As with the nose, the taste was definitely bready, which was exemplified as the beer warmed. There wasn’t much of a hop profile to this brew. It was hard to pick out exactly what flavors the hops were trying to produce or enhance. I know bocks are more malt-driven, but you really got only a taste of hops at the back end. I found that my choice to snack on pretzels while drinking this was an excellent decision as the saltiness of the pretzels balanced the sweetness of the malts and provided a nice sweet taste. The taste was fine, but not extraordinary. I’d give it a 3.25/5.

Generally when drinking beers the mouthfeel has a tendency to change throughout the tasting. Blonde Bock, however, maintained a refreshing and crisp feel the entire session. It was so crisp, in fact, that it felt almost brittle. I don’t know if a liquid can be described as brittle, but that was the first word that came to mind when drinking this bock. It does not coat your mouth or throat; it just passes right through and does not sit in a heavy fashion. For me, this was enjoyable. I usually like my beers to feel somewhat thicker, but for its taste I think the feel matched it quite well, earning it a 3.75/5.

Gordon-Biersch-2013-Blonde-Bock-FRONT

Overall, this was by no means a bad beer, but I probably would not go out of my way to seek it out and would likely pass it by if other options were available. I’m glad to have tried an interesting bock variation, but it was simply not my cup of tea. No doubt this is a fine representation of the style, but it does not fall within my wheelhouse.
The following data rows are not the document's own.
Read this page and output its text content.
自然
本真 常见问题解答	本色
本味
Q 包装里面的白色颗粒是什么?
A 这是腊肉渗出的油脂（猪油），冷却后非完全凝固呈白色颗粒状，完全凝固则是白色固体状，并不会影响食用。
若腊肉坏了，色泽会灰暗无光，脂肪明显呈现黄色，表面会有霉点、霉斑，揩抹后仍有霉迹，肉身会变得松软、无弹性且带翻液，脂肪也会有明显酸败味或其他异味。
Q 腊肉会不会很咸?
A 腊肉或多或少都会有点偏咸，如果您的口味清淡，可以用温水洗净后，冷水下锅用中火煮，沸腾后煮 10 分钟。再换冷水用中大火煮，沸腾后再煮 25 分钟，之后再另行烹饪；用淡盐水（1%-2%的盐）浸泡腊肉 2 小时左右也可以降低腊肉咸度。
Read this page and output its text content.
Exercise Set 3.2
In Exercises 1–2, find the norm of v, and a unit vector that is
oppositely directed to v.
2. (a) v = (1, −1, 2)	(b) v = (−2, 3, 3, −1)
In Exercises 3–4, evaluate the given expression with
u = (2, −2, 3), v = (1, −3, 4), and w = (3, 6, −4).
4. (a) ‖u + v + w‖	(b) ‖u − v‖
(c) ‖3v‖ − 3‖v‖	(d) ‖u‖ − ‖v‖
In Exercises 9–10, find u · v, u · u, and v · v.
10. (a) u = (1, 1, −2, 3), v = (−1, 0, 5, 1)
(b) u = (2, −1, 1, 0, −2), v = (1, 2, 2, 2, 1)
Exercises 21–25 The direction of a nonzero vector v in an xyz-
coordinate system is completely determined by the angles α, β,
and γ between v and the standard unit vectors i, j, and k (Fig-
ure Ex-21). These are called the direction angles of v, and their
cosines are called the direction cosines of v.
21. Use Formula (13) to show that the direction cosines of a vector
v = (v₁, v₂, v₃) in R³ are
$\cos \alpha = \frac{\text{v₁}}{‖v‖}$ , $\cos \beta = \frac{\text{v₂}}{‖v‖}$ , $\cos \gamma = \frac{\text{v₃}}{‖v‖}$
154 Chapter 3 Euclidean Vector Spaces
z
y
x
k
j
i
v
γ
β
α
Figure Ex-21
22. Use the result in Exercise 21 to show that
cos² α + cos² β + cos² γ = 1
Gordon Biersch Blonde Bock is alright, but not great. Final score: 3.1/5.

Ryan Moyer

Ryan is a graduate of Indiana University.

Note: Gordon Biersch Blonde Bock has an alcohol by volume (ABV) content of 7%. Gordon Biersch began its brewing activities in Palo Alto, California. The Gordon Biersch brewery and bottling plant is located in San Jose. Gordon Biersch is now headquartered in Broomfield, Colorado.